Und jetzt sah Mutti sie an. Und Gaby sah sie an. Eine früh gealterte Frau: Stumpfe, graue Haare, müde Augen, blutleere Lippen. Fahlgelb war ihre Haut vom vielen Rauchen, und ihre Schultern zog sie hoch, als fröre sie. Sie sagte nichts. Aber ihre Augen bettelten um Verständnis.

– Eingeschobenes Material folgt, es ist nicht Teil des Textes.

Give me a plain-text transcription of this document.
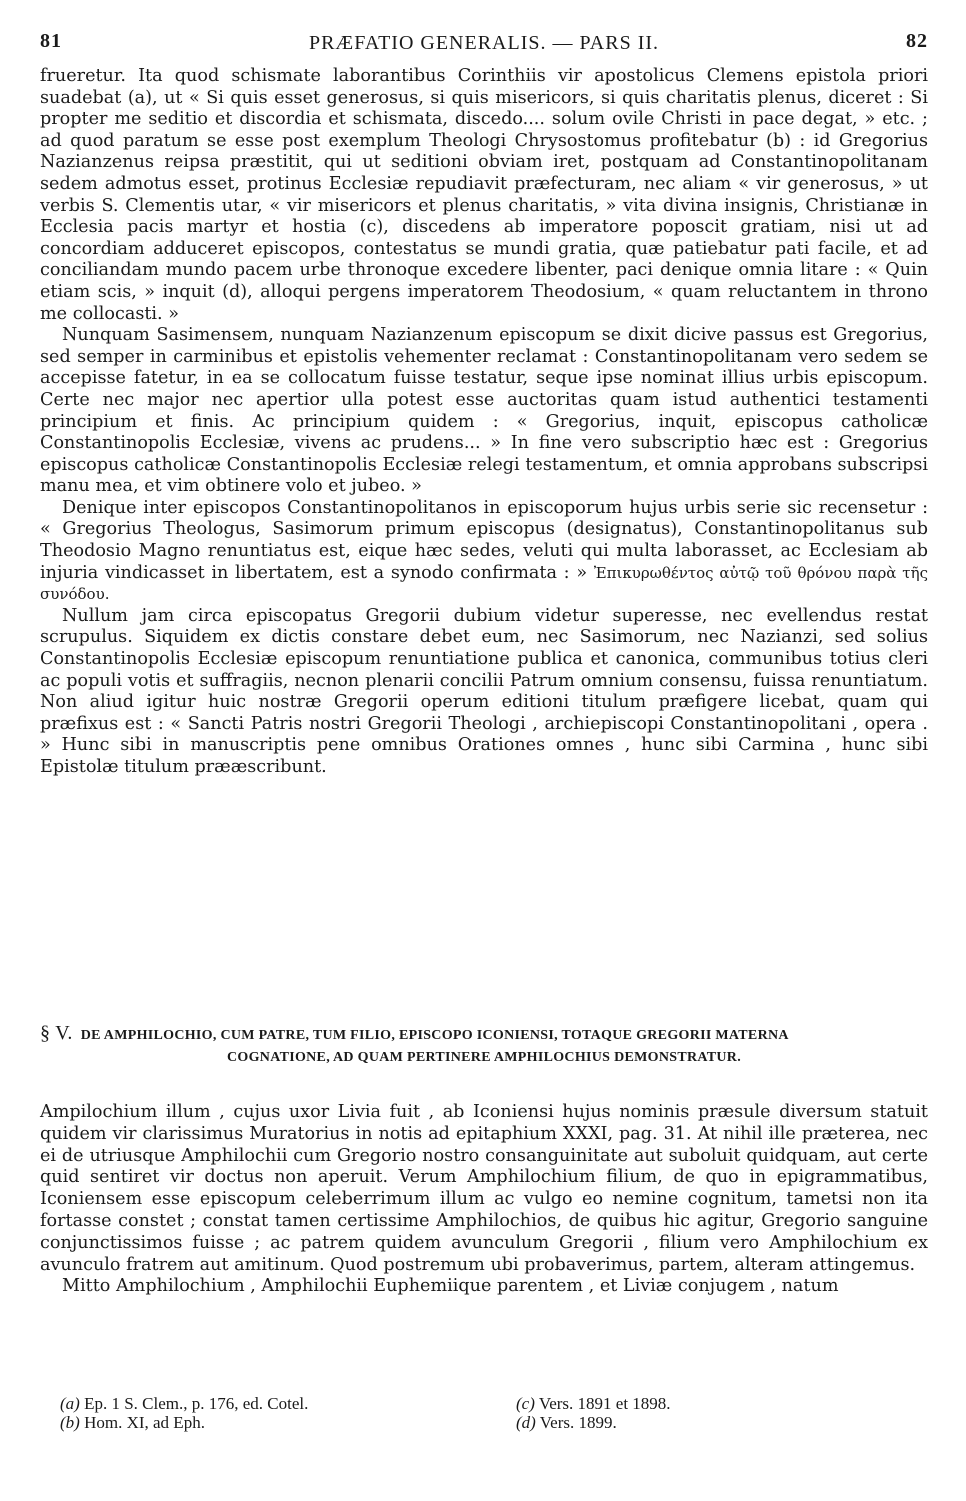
81	PRÆFATIO GENERALIS. — PARS II.	82

frueretur. Ita quod schismate laborantibus Corinthiis vir apostolicus Clemens epistola priori suadebat (a), ut « Si quis esset generosus, si quis misericors, si quis charitatis plenus, diceret : Si propter me seditio et discordia et schismata, discedo.... solum ovile Christi in pace degat, » etc. ; ad quod paratum se esse post exemplum Theologi Chrysostomus profitebatur (b) : id Gregorius Nazianzenus reipsa præstitit, qui ut seditioni obviam iret, postquam ad Constantinopolitanam sedem admotus esset, protinus Ecclesiæ repudiavit præfecturam, nec aliam « vir generosus, » ut verbis S. Clementis utar, « vir misericors et plenus charitatis, » vita divina insignis, Christianæ in Ecclesia pacis martyr et hostia (c), discedens ab imperatore poposcit gratiam, nisi ut ad concordiam adduceret episcopos, contestatus se mundi gratia, quæ patiebatur pati facile, et ad conciliandam mundo pacem urbe thronoque excedere libenter, paci denique omnia litare : « Quin etiam scis, » inquit (d), alloqui pergens imperatorem Theodosium, « quam reluctantem in throno me collocasti. »

Nunquam Sasimensem, nunquam Nazianzenum episcopum se dixit dicive passus est Gregorius, sed semper in carminibus et epistolis vehementer reclamat : Constantinopolitanam vero sedem se accepisse fatetur, in ea se collocatum fuisse testatur, seque ipse nominat illius urbis episcopum. Certe nec major nec apertior ulla potest esse auctoritas quam istud authentici testamenti principium et finis. Ac principium quidem : « Gregorius, inquit, episcopus catholicæ Constantinopolis Ecclesiæ, vivens ac prudens... » In fine vero subscriptio hæc est : Gregorius episcopus catholicæ Constantinopolis Ecclesiæ relegi testamentum, et omnia approbans subscripsi manu mea, et vim obtinere volo et jubeo. »

Denique inter episcopos Constantinopolitanos in episcoporum hujus urbis serie sic recensetur : « Gregorius Theologus, Sasimorum primum episcopus (designatus), Constantinopolitanus sub Theodosio Magno renuntiatus est, eique hæc sedes, veluti qui multa laborasset, ac Ecclesiam ab injuria vindicasset in libertatem, est a synodo confirmata : » Ἐπικυρωθέντος αὐτῷ τοῦ θρόνου παρὰ τῆς συνόδου.

Nullum jam circa episcopatus Gregorii dubium videtur superesse, nec evellendus restat scrupulus. Siquidem ex dictis constare debet eum, nec Sasimorum, nec Nazianzi, sed solius Constantinopolis Ecclesiæ episcopum renuntiatione publica et canonica, communibus totius cleri ac populi votis et suffragiis, necnon plenarii concilii Patrum omnium consensu, fuissa renuntiatum. Non aliud igitur huic nostræ Gregorii operum editioni titulum præfigere licebat, quam qui præfixus est : « Sancti Patris nostri Gregorii Theologi , archiepiscopi Constantinopolitani , opera . » Hunc sibi in manuscriptis pene omnibus Orationes omnes , hunc sibi Carmina , hunc sibi Epistolæ titulum prææscribunt.

§ V. DE AMPHILOCHIO, CUM PATRE, TUM FILIO, EPISCOPO ICONIENSI, TOTAQUE GREGORII MATERNA
COGNATIONE, AD QUAM PERTINERE AMPHILOCHIUS DEMONSTRATUR.

Ampilochium illum , cujus uxor Livia fuit , ab Iconiensi hujus nominis præsule diversum statuit quidem vir clarissimus Muratorius in notis ad epitaphium XXXI, pag. 31. At nihil ille præterea, nec ei de utriusque Amphilochii cum Gregorio nostro consanguinitate aut suboluit quidquam, aut certe quid sentiret vir doctus non aperuit. Verum Amphilochium filium, de quo in epigrammatibus, Iconiensem esse episcopum celeberrimum illum ac vulgo eo nemine cognitum, tametsi non ita fortasse constet ; constat tamen certissime Amphilochios, de quibus hic agitur, Gregorio sanguine conjunctissimos fuisse ; ac patrem quidem avunculum Gregorii , filium vero Amphilochium ex avunculo fratrem aut amitinum. Quod postremum ubi probaverimus, partem, alteram attingemus.

Mitto Amphilochium , Amphilochii Euphemiique parentem , et Liviæ conjugem , natum

(a) Ep. 1 S. Clem., p. 176, ed. Cotel.
(b) Hom. XI, ad Eph.
(c) Vers. 1891 et 1898.
(d) Vers. 1899.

Wie sollte ich dich schützen? Ich konnte mich auch nicht vor ihm schützen. Was wäre aus uns geworden, wenn ich nicht geschwiegen hätte? Man hätte mich mit Steinen beworfen. Man hätte gesagt, die Frau ist schuldig. Kein Mann tut so etwas, wenn es in der Ehe stimmt. Man hätte mit Fingern auf uns gewiesen. Ich konnte mit der Wahrheit nicht leben. Ich schuf mir meine eigene. Nur so konnte ich weiterleben. Und dann — an wen hätte ich mich wenden sollen? Ich war genau so allein wie du. Ich wollte die Familie beieinander halten. Ich hatte Angst. Und dann war da auch noch Mark... Ich konnte nichts tun.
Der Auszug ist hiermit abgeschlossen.